The first line contains two integers N and d (1 <= N <= 1001, 0 <= d <= 20000). Here N is the number of computers, which are numbered from 1 to N, and D is the maximum distance two computers can communicate directly. In the next N lines, each contains two integers xi, yi (0 <= xi, yi <= 10000), which is the coordinate of N computers. From the (N+1)-th line to the end of input, there are operations, which are carried out one by one.
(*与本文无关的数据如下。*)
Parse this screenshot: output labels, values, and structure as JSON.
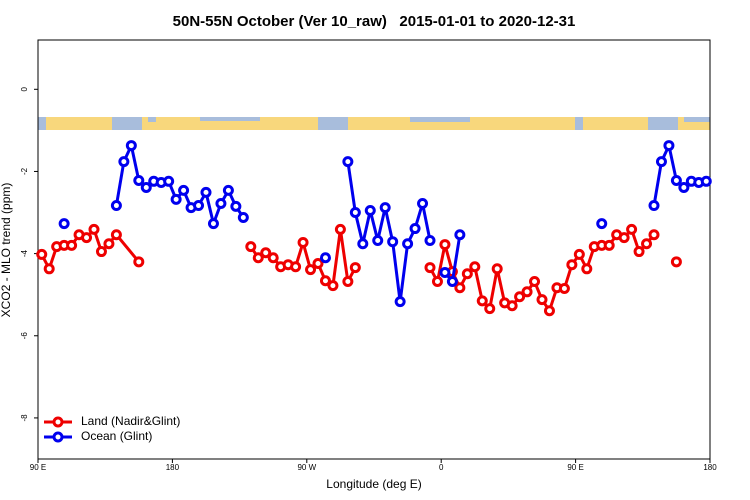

Each line contains an operation in one of following two formats:
1. "O p" (1 <= p <= N), which means repairing computer p.
2. "S p q" (1 <= p, q <= N), which means testing whether computer p and q can communicate.
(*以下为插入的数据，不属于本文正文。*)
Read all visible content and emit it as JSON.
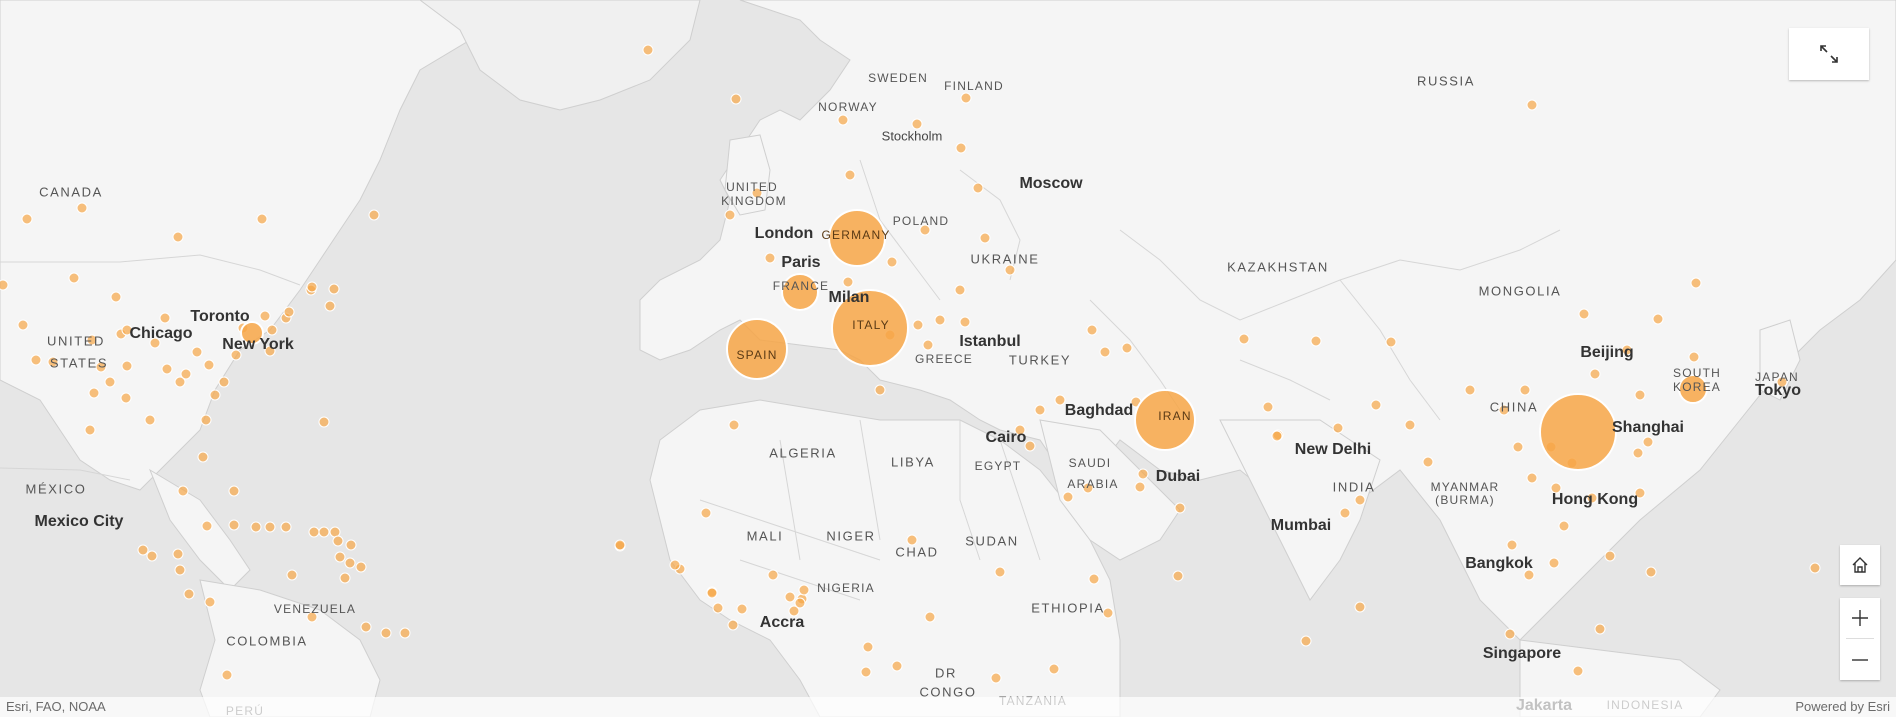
{
  "map": {
    "colors": {
      "ocean": "#e6e6e6",
      "land": "#f5f5f5",
      "border": "#c9c9c9",
      "circle_fill": "#f7a647",
      "circle_stroke": "#ffffff"
    },
    "labels": [
      {
        "id": "russia",
        "text": "RUSSIA",
        "kind": "country"
      },
      {
        "id": "sweden",
        "text": "SWEDEN",
        "kind": "country-sm"
      },
      {
        "id": "finland",
        "text": "FINLAND",
        "kind": "country-sm"
      },
      {
        "id": "norway",
        "text": "NORWAY",
        "kind": "country-sm"
      },
      {
        "id": "stockholm",
        "text": "Stockholm",
        "kind": "city-sm"
      },
      {
        "id": "moscow",
        "text": "Moscow",
        "kind": "city"
      },
      {
        "id": "canada",
        "text": "CANADA",
        "kind": "country"
      },
      {
        "id": "uk1",
        "text": "UNITED",
        "kind": "country-sm"
      },
      {
        "id": "uk2",
        "text": "KINGDOM",
        "kind": "country-sm"
      },
      {
        "id": "london",
        "text": "London",
        "kind": "city"
      },
      {
        "id": "germany",
        "text": "GERMANY",
        "kind": "country-sm-on"
      },
      {
        "id": "poland",
        "text": "POLAND",
        "kind": "country-sm"
      },
      {
        "id": "paris",
        "text": "Paris",
        "kind": "city"
      },
      {
        "id": "ukraine",
        "text": "UKRAINE",
        "kind": "country"
      },
      {
        "id": "kazakhstan",
        "text": "KAZAKHSTAN",
        "kind": "country"
      },
      {
        "id": "france",
        "text": "FRANCE",
        "kind": "country-sm"
      },
      {
        "id": "milan",
        "text": "Milan",
        "kind": "city"
      },
      {
        "id": "mongolia",
        "text": "MONGOLIA",
        "kind": "country"
      },
      {
        "id": "toronto",
        "text": "Toronto",
        "kind": "city"
      },
      {
        "id": "chicago",
        "text": "Chicago",
        "kind": "city"
      },
      {
        "id": "italy",
        "text": "ITALY",
        "kind": "country-sm-on"
      },
      {
        "id": "us1",
        "text": "UNITED",
        "kind": "country"
      },
      {
        "id": "us2",
        "text": "STATES",
        "kind": "country"
      },
      {
        "id": "newyork",
        "text": "New York",
        "kind": "city"
      },
      {
        "id": "istanbul",
        "text": "Istanbul",
        "kind": "city"
      },
      {
        "id": "spain",
        "text": "SPAIN",
        "kind": "country-sm-on"
      },
      {
        "id": "greece",
        "text": "GREECE",
        "kind": "country-sm"
      },
      {
        "id": "turkey",
        "text": "TURKEY",
        "kind": "country"
      },
      {
        "id": "beijing",
        "text": "Beijing",
        "kind": "city"
      },
      {
        "id": "southkorea1",
        "text": "SOUTH",
        "kind": "country-sm"
      },
      {
        "id": "southkorea2",
        "text": "KOREA",
        "kind": "country-sm"
      },
      {
        "id": "japan",
        "text": "JAPAN",
        "kind": "country-sm"
      },
      {
        "id": "tokyo",
        "text": "Tokyo",
        "kind": "city"
      },
      {
        "id": "china",
        "text": "CHINA",
        "kind": "country"
      },
      {
        "id": "baghdad",
        "text": "Baghdad",
        "kind": "city"
      },
      {
        "id": "iran",
        "text": "IRAN",
        "kind": "country-sm-on"
      },
      {
        "id": "shanghai",
        "text": "Shanghai",
        "kind": "city"
      },
      {
        "id": "cairo",
        "text": "Cairo",
        "kind": "city"
      },
      {
        "id": "newdelhi",
        "text": "New Delhi",
        "kind": "city"
      },
      {
        "id": "algeria",
        "text": "ALGERIA",
        "kind": "country"
      },
      {
        "id": "libya",
        "text": "LIBYA",
        "kind": "country"
      },
      {
        "id": "egypt",
        "text": "EGYPT",
        "kind": "country-sm"
      },
      {
        "id": "saudi1",
        "text": "SAUDI",
        "kind": "country-sm"
      },
      {
        "id": "saudi2",
        "text": "ARABIA",
        "kind": "country-sm"
      },
      {
        "id": "dubai",
        "text": "Dubai",
        "kind": "city"
      },
      {
        "id": "india",
        "text": "INDIA",
        "kind": "country"
      },
      {
        "id": "myanmar1",
        "text": "MYANMAR",
        "kind": "country-sm"
      },
      {
        "id": "myanmar2",
        "text": "(BURMA)",
        "kind": "country-sm"
      },
      {
        "id": "mexico",
        "text": "MÉXICO",
        "kind": "country"
      },
      {
        "id": "hongkong",
        "text": "Hong Kong",
        "kind": "city"
      },
      {
        "id": "mexicocity",
        "text": "Mexico City",
        "kind": "city"
      },
      {
        "id": "mumbai",
        "text": "Mumbai",
        "kind": "city"
      },
      {
        "id": "mali",
        "text": "MALI",
        "kind": "country"
      },
      {
        "id": "niger",
        "text": "NIGER",
        "kind": "country"
      },
      {
        "id": "sudan",
        "text": "SUDAN",
        "kind": "country"
      },
      {
        "id": "chad",
        "text": "CHAD",
        "kind": "country"
      },
      {
        "id": "bangkok",
        "text": "Bangkok",
        "kind": "city"
      },
      {
        "id": "nigeria",
        "text": "NIGERIA",
        "kind": "country-sm"
      },
      {
        "id": "venezuela",
        "text": "VENEZUELA",
        "kind": "country-sm"
      },
      {
        "id": "ethiopia",
        "text": "ETHIOPIA",
        "kind": "country"
      },
      {
        "id": "accra",
        "text": "Accra",
        "kind": "city"
      },
      {
        "id": "colombia",
        "text": "COLOMBIA",
        "kind": "country"
      },
      {
        "id": "singapore",
        "text": "Singapore",
        "kind": "city"
      },
      {
        "id": "dr",
        "text": "DR",
        "kind": "country"
      },
      {
        "id": "congo",
        "text": "CONGO",
        "kind": "country"
      },
      {
        "id": "tanzania",
        "text": "TANZANIA",
        "kind": "country-sm"
      },
      {
        "id": "jakarta",
        "text": "Jakarta",
        "kind": "city"
      },
      {
        "id": "indonesia",
        "text": "INDONESIA",
        "kind": "country-sm"
      },
      {
        "id": "peru",
        "text": "PERÚ",
        "kind": "country-sm"
      }
    ]
  },
  "controls": {
    "expand_icon": "expand-icon",
    "home_icon": "home-icon",
    "zoom_in_icon": "plus-icon",
    "zoom_out_icon": "minus-icon"
  },
  "attribution": {
    "left": "Esri, FAO, NOAA",
    "right": "Powered by Esri"
  }
}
The input will not exceed 300000 lines.

Output

For each Testing operation, print "SUCCESS" if the two computers can communicate, or "FAIL" if not.

Sample Input

Sample Output

FAIL
SUCCESS

直接上代码

#include<iostream>
#include<cmath>
using namespace std;
int father[1010];
bool work[1010];
struct{
int x,y;
}e[1010];
int find(int x) {
while(x!=father[x])x=father[x];
return x;
}
void merge(int x,int y) {
x=find(x);
y=find(y);
if(x!=y)father[y]=x;
}
int main() {
int n,d;
cin>>n>>d;//n是电脑数，d是最大距离
for(int i=1;i<=n;i++)
{
work[i]=0;
father[i]=i;
cin>>e[i].x>>e[i].y;
}
char q;
while(cin>>q){
if(q=='S')
{
int a,b;
cin>>a>>b;
if(find(a)==find(b))cout<<"SUCCESS"<<endl;
else cout<<"FAIL"<<endl;
}
else
{
int a;
cin>>a;
work[a]=1;
for(int i=1;i<=n;i++)
{
if(i==a)continue;
if(work[i]&&sqrt((e[i].x-e[a].x)*
(e[i].x-e[a].x)+(e[i].y-e[a].y)*(e[i].y-e[a].y))<=d)
merge(i,a);
}
}
}
return 0;
}

这是没有任何优化的并查集

下面是优化后的（路径压缩+按秩合并）

#include<iostream>
#include<cmath>
using namespace std;
int father[1010],rank[1010];
bool work[1010];
struct{
int x,y;
}e[1010];
int find(int x) {
int r=x;
while(r!=father[r])r=father[r];
int i=x,j;
while(i!=r){
j=father[i];
father[i]=r;
i=j;
}
return r;
}
void merge(int x,int y) {
x=find(x);
y=find(y);
if(x!=y)
{
if(rank[x]>rank[y])father[y]=x;
      else
{
        father[x]=y;
        if(rank[x]==rank[y])rank[y]++;
}
}
}
int main() {
int n,d;
cin>>n>>d;//n是电脑数，d是最大距离
for(int i=1;i<=n;i++)
{
work[i]=0;
rank[i]=0;
father[i]=i;
    cin>>e[i].x>>e[i].y;
}
char q;
while(cin>>q){
if(q=='S')
{
int a,b;
cin>>a>>b;
if(find(a)==find(b))cout<<"SUCCESS"<<endl;
else cout<<"FAIL"<<endl;
}
else
{
int a;
cin>>a;
work[a]=1;
for(int i=1;i<=n;i++)
{
if(i==a)continue;
if(work[i]&&sqrt((e[i].x-e[a].x)*
(e[i].x-e[a].x)+(e[i].y-e[a].y)*(e[i].y-e[a].y))<=d)
merge(i,a);
}
}
}
return 0;
}

个人觉得优化后时间并没有差很远，优化后是8469ms，优化前8813ms。

但是万一题目要是卡时间，所以优化是有必要的。